Chapter 18: Scientific Visualization

18.2 Visualization Systems

Special Issue on Visualization in Scientific Computing, Computer Graphics, Publication of ACM/SIGGRAPH, Vol 21, No. 6, November 1987.Bruce McCormick, Maxine Brown, and Tom DeFanti

In 1987 an ACM-SIGGRAPH panel released a report done for the National Science Foundation, Visualization in Scientific Computing, that was a milestone in the development of the emerging field of Scientific Visualization. As a result, the field was now on the radar screen of funding agencies, and conferences, workshops and publication vehicles soon followed.

Publication of this NSF report prompted researchers to investigate new approaches to the visualization process and also spawned the development of integrated software environments for visualization. Besides several systems that only addressed specific application needs, such as computational fluid dynamics or chemical engineering, a few more general systems evolved. Among these were IBM’s Data Explorer, Ohio State University’s apE, Wavefront’s Advanced Visualizer, SGI’s IRIS Explorer, Stardent’s AVS and Wavefront’s Data Visualizer.Two lesser known but important systems were Khoros (from the University of New Mexico) and PV-WAVE (Precision Visuals’ Workstation Analysis and Visualization Environment), originally from Precision Visuals, Inc., but later owned by Visual Numerics, Inc. (VNI).

Dataflow diagram

These visualization systems were designed to take the burden of making the visualization image off of the shoulders of the scientist, who often didn’t know anything of the graphics process. The most usable systems therefore utilized a visual programming style interface, and were built on the dataflow paradigm: software modules were developed independently, with standardized inputs and outputs, and were visually linked together in a pipeline. They were sometimes referred to as modular visualization environments (MVEs). MVEs allowed the user to create visualizations by selecting program modules from a library and specifying the flow of data between modules using an interactive graphical networking or mapping environment. In a MVE dataflow diagram, the boxes represent process modules, which are linked by lines representing the flow of data between the modules.
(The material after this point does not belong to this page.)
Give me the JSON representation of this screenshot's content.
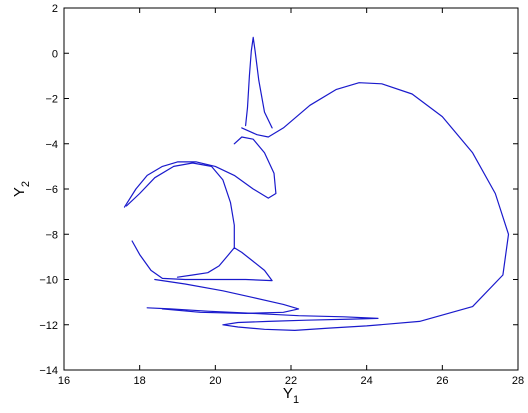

Maps or networks could be saved for later recall.

General classes of modules included:

  • data readers – input the data from the data source
  • data filters – convert the data from a simulation or other source into another form which is more informative or less voluminous.
  • data mappers – convert it into another completely different domain, such as 2D or 3D geometry or sound.
  • viewers or renderers- rendering the 2D and 3D data as images.
  • control structures – examples include initialization of the display device, control of recording devices, open graphics windows, etc.
  • data writers – output the original or filtered data

Advantages of MVEs included:

  • Required no graphics expertise
  • Allowed for rapid prototyping and interactive modifications
  • Promoted code reuse
  • Extensible- allowed new modules to be created
  • Reasonably powerful and complete for a broad range of problems
  • Often allowed computations to be distributed across machines, networks and platforms

The problem with such packages included poor performance on large data sets, they were more restrictive than general programming environments, they were often not built on accepted graphics standards, and their ease of use sometimes promoted poor visualizations (this often involved a “high glitz factor”).

Wayne Lytle, who worked with the Cornell Theory Center, produced this parody of scientific visualizations for SIGGRAPH 93, called The Dangers of Glitziness and Other Visualization Faux Pas, using fictitious software named  “Viz-o-Matic.” The video documents the enhancement and subsequent “glitz buffer overload of a sparsely data-driven visualization trying to masquerade as a data-driven, thoughtfully rendered presentation,” according to Lytle.

Movie 18.1 Viz-O-Matic
Viz-o-Matic – The Dangers of Glitziness and Other Visualization Faux Pas, or What’s Wrong With This Visualization?
by Wayne Lytle – Cornell University Theory Center, 1993.